Of the hundreds of jurors who showed up, three quarters were dismissed within a few hours. I, however, was one of the “lucky” souls assigned to a criminal case that was actually going to trial. After languishing in the jury room for 6+ hours, waiting for something…anything…to happen, my group of 70 was called into the courtroom for the selection of 12 jurors.
If you’ve ever been through jury duty and made it into the selection phase, you’re familiar with a legal process called voir dire, which means, “speak the truth.” During voir dire (in criminal trials), jurors are seated in the courtroom with the judge, bailiff, court reporter, prosecution, defense counsel and the accused. The prosecution and defense ask questions—LOTS of questions—to unearth jurors’ beliefs, attitudes and potential biases. Depending on the nature of the case, these questions can get very personal, and the vibe in the courtroom is most certainly intense.

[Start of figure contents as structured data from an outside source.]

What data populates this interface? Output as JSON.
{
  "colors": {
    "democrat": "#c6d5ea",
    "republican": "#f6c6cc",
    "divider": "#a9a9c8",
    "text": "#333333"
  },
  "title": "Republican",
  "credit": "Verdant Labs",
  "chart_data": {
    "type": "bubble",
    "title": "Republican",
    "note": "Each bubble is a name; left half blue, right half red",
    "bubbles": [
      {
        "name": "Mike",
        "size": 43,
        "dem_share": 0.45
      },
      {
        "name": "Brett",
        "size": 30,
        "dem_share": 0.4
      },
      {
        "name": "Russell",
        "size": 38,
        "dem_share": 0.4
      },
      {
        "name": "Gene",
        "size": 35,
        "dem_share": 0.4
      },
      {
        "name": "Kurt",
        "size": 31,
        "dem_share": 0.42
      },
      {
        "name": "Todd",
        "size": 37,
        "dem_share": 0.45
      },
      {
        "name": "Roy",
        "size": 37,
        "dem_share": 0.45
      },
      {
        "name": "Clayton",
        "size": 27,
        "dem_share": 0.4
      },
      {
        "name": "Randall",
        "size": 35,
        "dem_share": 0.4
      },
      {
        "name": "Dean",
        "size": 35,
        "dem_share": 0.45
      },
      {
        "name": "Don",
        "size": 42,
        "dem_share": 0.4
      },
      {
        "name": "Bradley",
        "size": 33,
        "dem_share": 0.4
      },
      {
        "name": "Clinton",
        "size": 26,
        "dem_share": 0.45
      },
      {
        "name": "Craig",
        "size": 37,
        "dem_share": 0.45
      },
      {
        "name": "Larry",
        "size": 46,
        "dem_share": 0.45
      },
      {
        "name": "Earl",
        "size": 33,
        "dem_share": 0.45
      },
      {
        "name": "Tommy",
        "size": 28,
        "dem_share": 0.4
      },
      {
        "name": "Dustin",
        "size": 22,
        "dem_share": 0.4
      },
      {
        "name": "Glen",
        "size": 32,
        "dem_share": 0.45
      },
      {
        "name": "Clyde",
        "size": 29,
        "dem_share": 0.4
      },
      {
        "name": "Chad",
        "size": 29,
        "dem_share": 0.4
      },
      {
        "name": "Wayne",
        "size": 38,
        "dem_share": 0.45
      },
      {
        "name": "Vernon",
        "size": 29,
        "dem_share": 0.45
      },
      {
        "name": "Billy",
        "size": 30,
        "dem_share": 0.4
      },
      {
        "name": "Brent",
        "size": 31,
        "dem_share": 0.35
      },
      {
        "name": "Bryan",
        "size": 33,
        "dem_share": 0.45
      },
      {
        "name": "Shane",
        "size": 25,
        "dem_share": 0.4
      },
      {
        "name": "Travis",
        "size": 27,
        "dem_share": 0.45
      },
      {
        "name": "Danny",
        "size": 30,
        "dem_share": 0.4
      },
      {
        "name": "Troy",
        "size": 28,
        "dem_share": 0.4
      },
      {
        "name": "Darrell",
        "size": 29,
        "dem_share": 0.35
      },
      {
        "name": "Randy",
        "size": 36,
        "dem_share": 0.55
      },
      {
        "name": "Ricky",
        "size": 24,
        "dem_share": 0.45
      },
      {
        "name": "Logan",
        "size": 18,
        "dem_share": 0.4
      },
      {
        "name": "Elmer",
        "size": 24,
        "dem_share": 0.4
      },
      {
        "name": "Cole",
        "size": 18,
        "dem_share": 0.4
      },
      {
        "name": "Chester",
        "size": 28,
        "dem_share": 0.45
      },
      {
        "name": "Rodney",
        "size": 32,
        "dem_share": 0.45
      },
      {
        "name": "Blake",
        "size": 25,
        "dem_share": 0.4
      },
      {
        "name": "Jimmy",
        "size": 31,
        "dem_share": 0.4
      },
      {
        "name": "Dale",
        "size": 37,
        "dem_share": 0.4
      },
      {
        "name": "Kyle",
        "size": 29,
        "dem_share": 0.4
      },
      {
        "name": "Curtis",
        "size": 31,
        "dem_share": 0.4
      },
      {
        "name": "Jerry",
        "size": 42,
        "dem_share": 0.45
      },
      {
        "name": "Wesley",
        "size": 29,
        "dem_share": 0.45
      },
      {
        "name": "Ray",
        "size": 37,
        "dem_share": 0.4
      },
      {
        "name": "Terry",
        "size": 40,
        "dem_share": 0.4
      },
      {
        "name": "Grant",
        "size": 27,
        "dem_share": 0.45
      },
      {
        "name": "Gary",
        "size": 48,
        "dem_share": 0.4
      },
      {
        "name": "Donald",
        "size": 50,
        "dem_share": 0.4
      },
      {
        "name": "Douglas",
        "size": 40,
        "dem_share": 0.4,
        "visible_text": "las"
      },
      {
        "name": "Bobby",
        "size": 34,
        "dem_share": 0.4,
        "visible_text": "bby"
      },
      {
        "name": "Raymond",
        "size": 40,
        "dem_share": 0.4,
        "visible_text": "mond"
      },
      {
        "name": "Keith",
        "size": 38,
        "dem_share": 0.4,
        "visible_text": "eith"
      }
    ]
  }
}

It’s important to note that jurors are sworn in to speak truthfully during this process. Given that the defendant is sitting right there in the courtroom, watching you and listening to your opinions as they pertain to his or her case, speaking the truth can be incredibly uncomfortable.

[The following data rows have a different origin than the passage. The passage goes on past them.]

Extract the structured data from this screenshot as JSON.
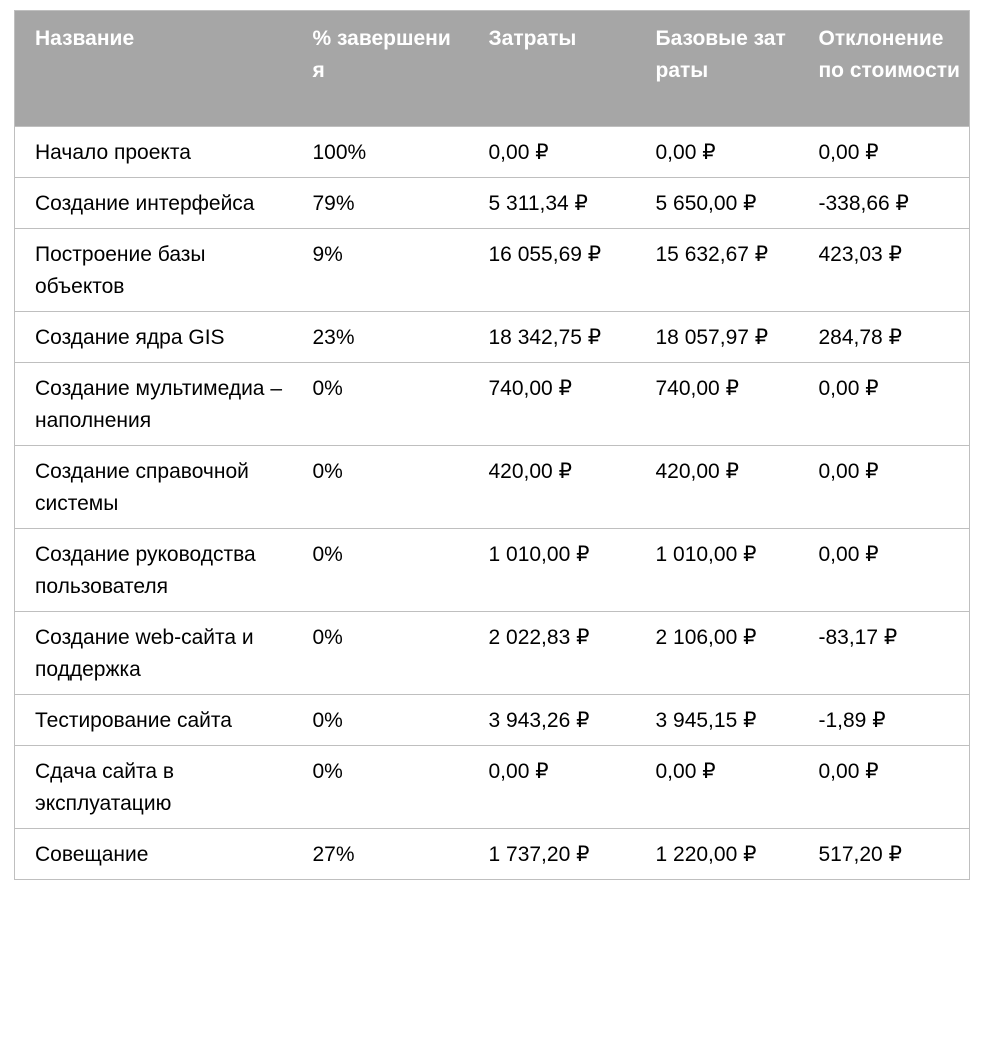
{
  "table": {
    "headers": [
      "Название",
      "% завершения",
      "Затраты",
      "Базовые затраты",
      "Отклонение по стоимости"
    ],
    "rows": [
      [
        "Начало проекта",
        "100%",
        "0,00 ₽",
        "0,00 ₽",
        "0,00 ₽"
      ],
      [
        "Создание интерфейса",
        "79%",
        "5 311,34 ₽",
        "5 650,00 ₽",
        "-338,66 ₽"
      ],
      [
        "Построение базы объектов",
        "9%",
        "16 055,69 ₽",
        "15 632,67 ₽",
        "423,03 ₽"
      ],
      [
        "Создание ядра GIS",
        "23%",
        "18 342,75 ₽",
        "18 057,97 ₽",
        "284,78 ₽"
      ],
      [
        "Создание мультимедиа – наполнения",
        "0%",
        "740,00 ₽",
        "740,00 ₽",
        "0,00 ₽"
      ],
      [
        "Создание справочной системы",
        "0%",
        "420,00 ₽",
        "420,00 ₽",
        "0,00 ₽"
      ],
      [
        "Создание руководства пользователя",
        "0%",
        "1 010,00 ₽",
        "1 010,00 ₽",
        "0,00 ₽"
      ],
      [
        "Создание web-сайта и поддержка",
        "0%",
        "2 022,83 ₽",
        "2 106,00 ₽",
        "-83,17 ₽"
      ],
      [
        "Тестирование сайта",
        "0%",
        "3 943,26 ₽",
        "3 945,15 ₽",
        "-1,89 ₽"
      ],
      [
        "Сдача сайта в эксплуатацию",
        "0%",
        "0,00 ₽",
        "0,00 ₽",
        "0,00 ₽"
      ],
      [
        "Совещание",
        "27%",
        "1 737,20 ₽",
        "1 220,00 ₽",
        "517,20 ₽"
      ]
    ]
  }
}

Now, permit me to draw a parallel to the GRC consulting world. We certainly don’t deal with issues of life or death (or life imprisonment), but we do have our share of intense moments when we’re called upon to “speak the truth” with our clients. We are often peppered with questions about our clients’ people, processes and culture. As consultants, it’s our duty to answer plainly and honestly, even if the truth is unflattering.
We also ask clients our own questions:
- “Are we meeting your expectations?”
- “Do you have any concerns about how the project is going?”
- “Are you pleased with the outcome?”
- “What can we do better on our next project?”
The answers to these questions are not always glowingly positive, despite or best efforts. We are humans. We make mistakes, and our clients are quick to point them out (as they should).
It would be easier if we didn’t ask these questions. Life would be more pleasant if we didn’t have to tell the truth—the hard truth—when we see issues. But how does that get us to our goal? How does remaining silent lead to a better outcome? The answer: It doesn’t.
In jury selection, the prosecution and defense ask tough questions not because they want to embarrass people. They simply want to find 12 jurors best suited for the case. And so it goes in GRC consulting. We must ask difficult questions of our clients and ourselves. We must speak the truth in our answers. And we must be willing to accept the truth (even the hard truth) from our colleagues. That’s how we bring value to our engagements and continue to improve ourselves.